Giraffe evidently did not mean to go back on his word; and accordingly he carefully climbed over the edge of the opening, found a resting place for his feet on the top round of the ladder, and then began to slowly descend.

First of all he hooked on the big trout, and gaily Bumpus pulled the prize up, remarking at the time that it felt as though he were lifting a grindstone. When he lowered his line again Giraffe had a splendid fresh looking white fish ready, and this he sent up, after the trout.

"I just can't stand this any longer," the boy below called up; "and I'm acomin' right along with the next one, which ought to be a white fish, I reckon. Oh! my! hope I don't keel over before I get to the top. If I do, please, please don't run away and leave me to my fate, boys!"

Perhaps Giraffe was only joking, but it was noticed that when he hastily clambered out of the fish pit he made a streak for outdoors, still hanging on to his latest capture.

In fact, as they had had enough of that thing, all of them hastened to follow the example set by the tall and lanky scout. Outside they found Allan examining the prize with considerable interest, while Giraffe was fanning himself, and making all sorts of grimaces as he raised first one hand and then the other to his nose.

"I'll step in and take a look now, while we're here," mentioned Allan; "because I may never get another chance to see what a fish poacher's storage place is like."

"Queer where they've gone and hidden themselves," Step Hen remarked, as he looked all around as though half expecting to see a bearded face thrust out of the bushes, or above a pile of rocks near by.

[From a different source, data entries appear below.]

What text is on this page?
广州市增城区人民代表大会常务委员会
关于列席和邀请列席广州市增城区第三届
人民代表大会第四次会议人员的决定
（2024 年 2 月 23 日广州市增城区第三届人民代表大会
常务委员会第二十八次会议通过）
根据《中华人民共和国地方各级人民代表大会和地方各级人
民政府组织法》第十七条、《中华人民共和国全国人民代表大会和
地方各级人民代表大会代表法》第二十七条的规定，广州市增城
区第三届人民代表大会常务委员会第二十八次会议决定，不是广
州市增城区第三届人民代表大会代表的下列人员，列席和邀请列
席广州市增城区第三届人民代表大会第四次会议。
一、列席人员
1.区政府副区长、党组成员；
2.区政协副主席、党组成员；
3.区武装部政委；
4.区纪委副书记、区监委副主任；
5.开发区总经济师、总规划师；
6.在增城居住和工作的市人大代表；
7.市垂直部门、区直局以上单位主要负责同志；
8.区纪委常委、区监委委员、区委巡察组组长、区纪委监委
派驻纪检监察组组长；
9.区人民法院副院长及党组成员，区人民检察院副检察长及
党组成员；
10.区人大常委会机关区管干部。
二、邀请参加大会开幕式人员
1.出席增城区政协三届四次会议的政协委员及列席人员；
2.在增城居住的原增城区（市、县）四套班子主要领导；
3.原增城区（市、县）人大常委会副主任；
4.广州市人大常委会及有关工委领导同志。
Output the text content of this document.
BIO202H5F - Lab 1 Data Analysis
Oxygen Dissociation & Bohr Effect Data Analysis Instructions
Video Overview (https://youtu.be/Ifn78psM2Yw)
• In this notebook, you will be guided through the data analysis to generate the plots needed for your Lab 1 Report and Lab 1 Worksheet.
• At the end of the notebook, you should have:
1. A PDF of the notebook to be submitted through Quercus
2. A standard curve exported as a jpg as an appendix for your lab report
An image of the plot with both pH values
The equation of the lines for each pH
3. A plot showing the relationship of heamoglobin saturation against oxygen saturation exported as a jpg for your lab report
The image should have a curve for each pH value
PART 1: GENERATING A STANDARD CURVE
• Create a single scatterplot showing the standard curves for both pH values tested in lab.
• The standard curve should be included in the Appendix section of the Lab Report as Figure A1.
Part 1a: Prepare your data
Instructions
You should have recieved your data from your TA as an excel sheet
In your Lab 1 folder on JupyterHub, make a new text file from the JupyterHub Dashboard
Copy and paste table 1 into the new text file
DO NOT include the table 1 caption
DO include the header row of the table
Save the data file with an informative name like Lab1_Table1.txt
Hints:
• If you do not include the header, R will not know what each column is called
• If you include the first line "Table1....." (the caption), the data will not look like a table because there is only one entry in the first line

"Well, just now they're in a sort of panic, and hardly know what to try next," Thad told them. "Of course they must see that we're only boys, after all; but from the fact that we wear uniforms they suppose we are connected in some way with the militia, and that perhaps a boatload of soldiers is even now on the way here, obeying some sort of wireless signal we've managed to transmit. They thought to seize Bumpus, and perhaps get us all, one by one; but when they found that he had rendered their boat helpless they just threw up the sponge and quit."

"Well, I kinder feel a mite sorry for the rascals," Step Hen observed; whereupon the usually gentle Bumpus, who could be depended on to forgive the first one of all, fired up, and burst out with:

"Then I ain't, not one whit; and I guess you wouldn't either, Step Hen Bingham, if you had a lump as big as a hickory nut on top of your head, that felt as sore as a boil, and knew one of that crowd did it to you. Ain't they breaking the law of the land; and every fish they take in their illegal nets or seines means one less for the fellow that fishes for sport, or the man that does business according to the rules and regulations. Sorry, well I guess not! And when we move away with their old boat we'll send somebody with brass buttons over to Sturgeon Island to take off the marooners."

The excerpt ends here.